2)    El Derecho Canónico, sobre la base de los collegia latinos, origina una tendencia favorable a la persona jurídica en sentido propio a través de dos manifestaciones: las asociaciones religiosas (que interesaba potenciar) y la juridificación de las pia causae (para financiar las obras de caridad). Ambas realidades son el origen de asociaciones y fundaciones del Derecho moderno.

3)    En el Estado Absoluto se mantiene la concepción de las personas sociales y eclesiásticas y, respecto de las civiles, se adopta la concepción romana de los collegia, permitiendo al monarca controlar (mediante su autorización y regulación) a corporaciones gremiales y, algo más tardíamente, a las grandes empresas comerciales.

De otra parte, y a semejanza de las fundaciones eclesiásticas, comienzan también a surgir fundaciones seglares, como las familiares a través de vinculaciones y mayorazgos.

4)    Con la Revolución Francesa se impone el principio de libertad del individuo, negándose personalidad a personas religiosas y civiles (lo que conduce a la desamortización), no existiendo más intereses que el particular del individuo y el general del Estado (Ley Chapelier).

No es hasta la segunda mitad del siglo XIX cuando, como manifestación de la libertad individual, surja la libertad de asociación que dará paso a sindicatos y modernas sociedades mercantiles (exigidas por la revolución industrial).

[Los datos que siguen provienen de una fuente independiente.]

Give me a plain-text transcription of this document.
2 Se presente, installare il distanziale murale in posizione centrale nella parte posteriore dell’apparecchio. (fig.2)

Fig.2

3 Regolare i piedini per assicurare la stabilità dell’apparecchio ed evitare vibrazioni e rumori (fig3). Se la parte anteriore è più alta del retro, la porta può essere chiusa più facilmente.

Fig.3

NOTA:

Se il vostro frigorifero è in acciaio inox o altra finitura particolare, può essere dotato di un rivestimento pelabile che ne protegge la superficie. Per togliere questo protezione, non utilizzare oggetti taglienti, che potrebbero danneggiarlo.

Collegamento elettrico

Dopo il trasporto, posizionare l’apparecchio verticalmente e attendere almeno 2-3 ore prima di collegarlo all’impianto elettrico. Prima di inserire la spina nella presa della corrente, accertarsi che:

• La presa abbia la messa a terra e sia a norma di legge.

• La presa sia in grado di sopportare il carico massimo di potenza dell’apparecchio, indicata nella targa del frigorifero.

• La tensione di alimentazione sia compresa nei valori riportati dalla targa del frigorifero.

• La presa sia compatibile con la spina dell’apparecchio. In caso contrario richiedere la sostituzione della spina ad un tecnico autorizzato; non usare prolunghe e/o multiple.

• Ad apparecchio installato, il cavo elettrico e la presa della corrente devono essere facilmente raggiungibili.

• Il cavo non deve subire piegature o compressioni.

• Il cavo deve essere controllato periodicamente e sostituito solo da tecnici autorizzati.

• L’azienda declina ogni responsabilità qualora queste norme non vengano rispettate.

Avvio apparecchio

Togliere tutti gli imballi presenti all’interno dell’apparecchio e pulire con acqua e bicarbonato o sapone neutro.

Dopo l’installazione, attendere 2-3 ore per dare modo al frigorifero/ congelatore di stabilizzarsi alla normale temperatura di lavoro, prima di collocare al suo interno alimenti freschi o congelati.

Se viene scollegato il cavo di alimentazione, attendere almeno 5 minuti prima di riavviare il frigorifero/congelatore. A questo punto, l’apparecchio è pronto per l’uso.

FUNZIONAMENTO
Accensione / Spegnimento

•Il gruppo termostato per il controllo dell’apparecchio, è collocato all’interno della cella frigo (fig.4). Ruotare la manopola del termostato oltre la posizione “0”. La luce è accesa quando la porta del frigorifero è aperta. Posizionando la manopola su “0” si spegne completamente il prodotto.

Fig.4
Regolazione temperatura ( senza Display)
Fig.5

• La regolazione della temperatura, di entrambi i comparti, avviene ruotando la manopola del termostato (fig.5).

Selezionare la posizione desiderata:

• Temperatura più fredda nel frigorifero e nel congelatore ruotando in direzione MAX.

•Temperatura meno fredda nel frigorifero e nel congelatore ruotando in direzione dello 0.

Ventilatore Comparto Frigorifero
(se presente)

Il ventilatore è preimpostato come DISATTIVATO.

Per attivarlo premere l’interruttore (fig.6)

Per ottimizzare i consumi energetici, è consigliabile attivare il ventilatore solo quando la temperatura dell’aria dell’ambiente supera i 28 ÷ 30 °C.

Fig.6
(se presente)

5)    Con lo que llegamos a nuestros días, en los que tanto la vida económica y mercantil como la política y administrativa, está protagonizada por personas jurídicas, hasta el extremo de llegar a hablar la doctrina de la deformación del concepto de persona jurídica.

En efecto, la referida deformación del concepto de persona jurídica deriva – según apuntó DE CASTRO – de la tendencia a reconocer personalidad jurídica a realidades en las que no existe una clara separación de patrimonios entre sociedad y socios, pero en las que éstos gozan del privilegio de la limitación de responsabilidad personal. Ante tal situación, MANUEL DE LA CAMARA se pregunta por qué no se extiende dicho privilegio al empresario individual, permitiéndole la creación de un patrimonio mercantil separado (hoy esta posibilidad es una realidad con la figura del empresario de responsabilidad limitada, introducida por la Ley 14/2013, de 27 de septiembre, de apoyo al emprendedor).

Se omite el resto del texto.